Doveva essere un weekend da giocare in difesa, per non perdere troppi punti, l'ha ripetuto fino allo sfinimento. Invece Marc Marquez al Mugello, nella pista che per caratteristiche tecniche ed ambientali gli è sempre stata ostile (nel 2014 l'unica vittoria in MotoGP, dal 2016 in poi bordate di fischi per gli scontri con Valentino Rossi) si è preso tutto, ma proprio tutto: centesima pole position in carriera, record della pista, vittoria della Sprint, novantatreesima vittoria in tutte le classi nella gara lunga della domenica, proprio come il numero che porta sul cupolino. La prima in assoluto, in 125cc, la conquistò quindici anni fa, proprio tra le colline toscane. Un disegno del destino? “Non credo in qualcosa di superiore, ma certe volte sembra che qualcuno davvero si diverta a giocare con questi numeri”.
Fifty-fifty erano invece le percentuali di applausi e fischi che Marc aveva sentito piombargli addosso ieri, dopo la vittoria della Sprint. Oggi, in conferenza stampa, gli abbiamo chiesto cosa ne pensasse della reazione domenicale del pubblico toscano in relazione all’ormai simbolico gesto di Davide Tardozzi, che al sabato aveva platealmente zittito la tribuna del rettilineo principale del Mugello elevando il rosso Ducati come causa superiore, come squadra da supportare sempre e comunque, un’entità che dovrebbe mettere d’accordo tutti e convincere tutti ad accantonare antipatie personali.

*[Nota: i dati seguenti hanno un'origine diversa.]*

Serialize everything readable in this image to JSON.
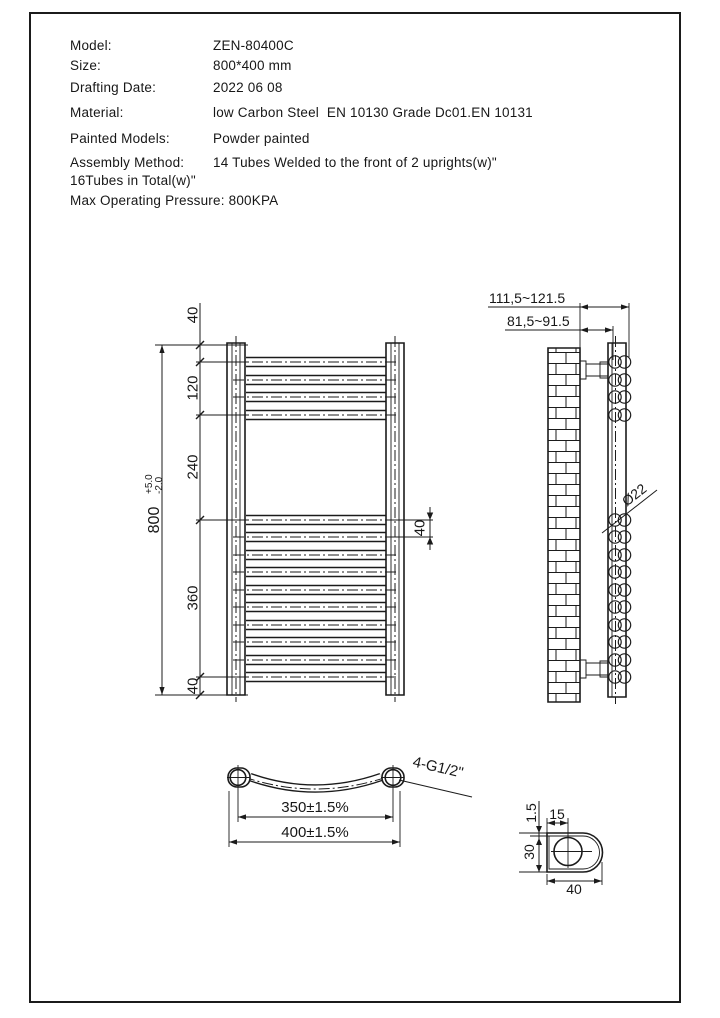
{
  "page": {
    "background": "#ffffff",
    "line_color": "#1b1b1b"
  },
  "specs": {
    "rows": [
      {
        "label": "Model:",
        "value": "ZEN-80400C"
      },
      {
        "label": "Size:",
        "value": "800*400 mm"
      },
      {
        "label": "Drafting Date:",
        "value": "2022 06 08"
      },
      {
        "label": "Material:",
        "value": "low Carbon Steel  EN 10130 Grade Dc01.EN 10131"
      },
      {
        "label": "Painted Models:",
        "value": "Powder painted"
      },
      {
        "label": "Assembly Method:",
        "value": "14 Tubes Welded to the front of 2 uprights(w)\""
      },
      {
        "label": "16Tubes in Total(w)\"",
        "value": ""
      },
      {
        "label": "Max Operating Pressure: ",
        "value": "800KPA"
      }
    ]
  },
  "front_view": {
    "dim_top_gap": "40",
    "dim_top_group": "120",
    "dim_middle_gap": "240",
    "dim_bottom_group": "360",
    "dim_bottom_gap": "40",
    "dim_overall": "800",
    "dim_overall_tol_plus": "+5.0",
    "dim_overall_tol_minus": "-2.0",
    "dim_tube_pitch": "40"
  },
  "side_view": {
    "dim_wall_to_tube_front": "111,5~121.5",
    "dim_wall_to_upright": "81,5~91.5",
    "tube_diameter": "Ø22"
  },
  "bottom_view": {
    "dim_centers": "350±1.5%",
    "dim_overall_width": "400±1.5%",
    "connection_label": "4-G1/2\""
  },
  "detail_view": {
    "dim_wall_thickness": "1.5",
    "dim_hole_offset": "15",
    "dim_profile_height": "30",
    "dim_profile_width": "40"
  }
}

“È uno degli anni in cui mi sono sentito meglio qui – ha ribadito Marc - non posso controllare questa cosa, ma ho apprezzato molto il gesto di Davide, che in questo caso ha difeso me, ma che in generale difende i piloti Ducati. Sarebbe successa la stessa cosa se al posto mio ci fossero stati Petrucci, Miller, Bastianini. È davvero un ottimo team manager, infatti dopo ha incoraggiato i ragazzi che supportavano Pecco, perché è giusto che venga dato risalto all’eroe di casa. I fischi? Alla fine è un qualcosa che non possiamo controllare, ma alla fine oggi quando siamo usciti sul podio hanno fischiato anche Alex. Lui non ha fatto niente di sbagliato, ha solo il cognome sbagliato”. Una frase, quest’ultima, che ha steso la sala della conferenza stampa, mentre i fratelli di Cervera – simmetrici – annuivano rallegrati, sicuri del fatto che nessuno avrebbe negato quest’evidenza.

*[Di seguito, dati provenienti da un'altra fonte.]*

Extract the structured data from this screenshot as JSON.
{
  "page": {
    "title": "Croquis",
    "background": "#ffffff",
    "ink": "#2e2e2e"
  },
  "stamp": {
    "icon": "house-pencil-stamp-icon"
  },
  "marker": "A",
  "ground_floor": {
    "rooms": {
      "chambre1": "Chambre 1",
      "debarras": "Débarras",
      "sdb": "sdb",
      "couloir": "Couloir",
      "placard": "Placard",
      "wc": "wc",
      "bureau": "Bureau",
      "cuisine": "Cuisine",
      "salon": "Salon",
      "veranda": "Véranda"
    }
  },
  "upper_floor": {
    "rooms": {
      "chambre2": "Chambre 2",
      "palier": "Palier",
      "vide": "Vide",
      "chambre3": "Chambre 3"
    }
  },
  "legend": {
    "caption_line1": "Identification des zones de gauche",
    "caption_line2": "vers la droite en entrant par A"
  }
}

Marc Marquez ricorderà il Mugello 2025 come un weekend di gara in cui, oltre ad infilare una serie spaventosa di coincidenze numeriche, ha convertito una serie di fastidi in punti di forza. Buona parte di quelli che fino ad un anno fa sarebbero stati fischi, si sono trasformati in applausi. Le curve a destra di percorrenza, tradizionalmente ostiche per il 93, hanno assunto le sembianze di pieghe di velluto sopra le quali Marc ha cucito il capolavoro del suo campionato. Perché qui, in Italia, Pecco – reduce da una striscia di vittorie di Valentiniana memoria - era chiamato a riacciuffare il Mondiale per i capelli. Marc ha lasciato che si sfogasse nei primi giri, ha lasciato che il fratello Alex mostrasse le sue velleità, ma da metà gara in poi non ha lasciato più niente agli avversari. “Pecco le sta davvero provando tutte, oggi forse ha spinto troppo all’inizio. Sapevo che avrebbe provato a stare davanti” – ha ammesso alla fine dell’incontro coi giornalisti. Dal quel sorriso sulla bocca, da quei denti bianchissimi, sono state diramate che lasciano intendere come lui si stia prendendo gioco di tutti. Mentre gli altri lavorano, studiano, si intestardiscono, si illudono, Marc Marquez gioca. Si diverte. Come ha sempre fatto. I fischi residui non fanno altro che spalancare ulteriormente le sue fameliche fauci.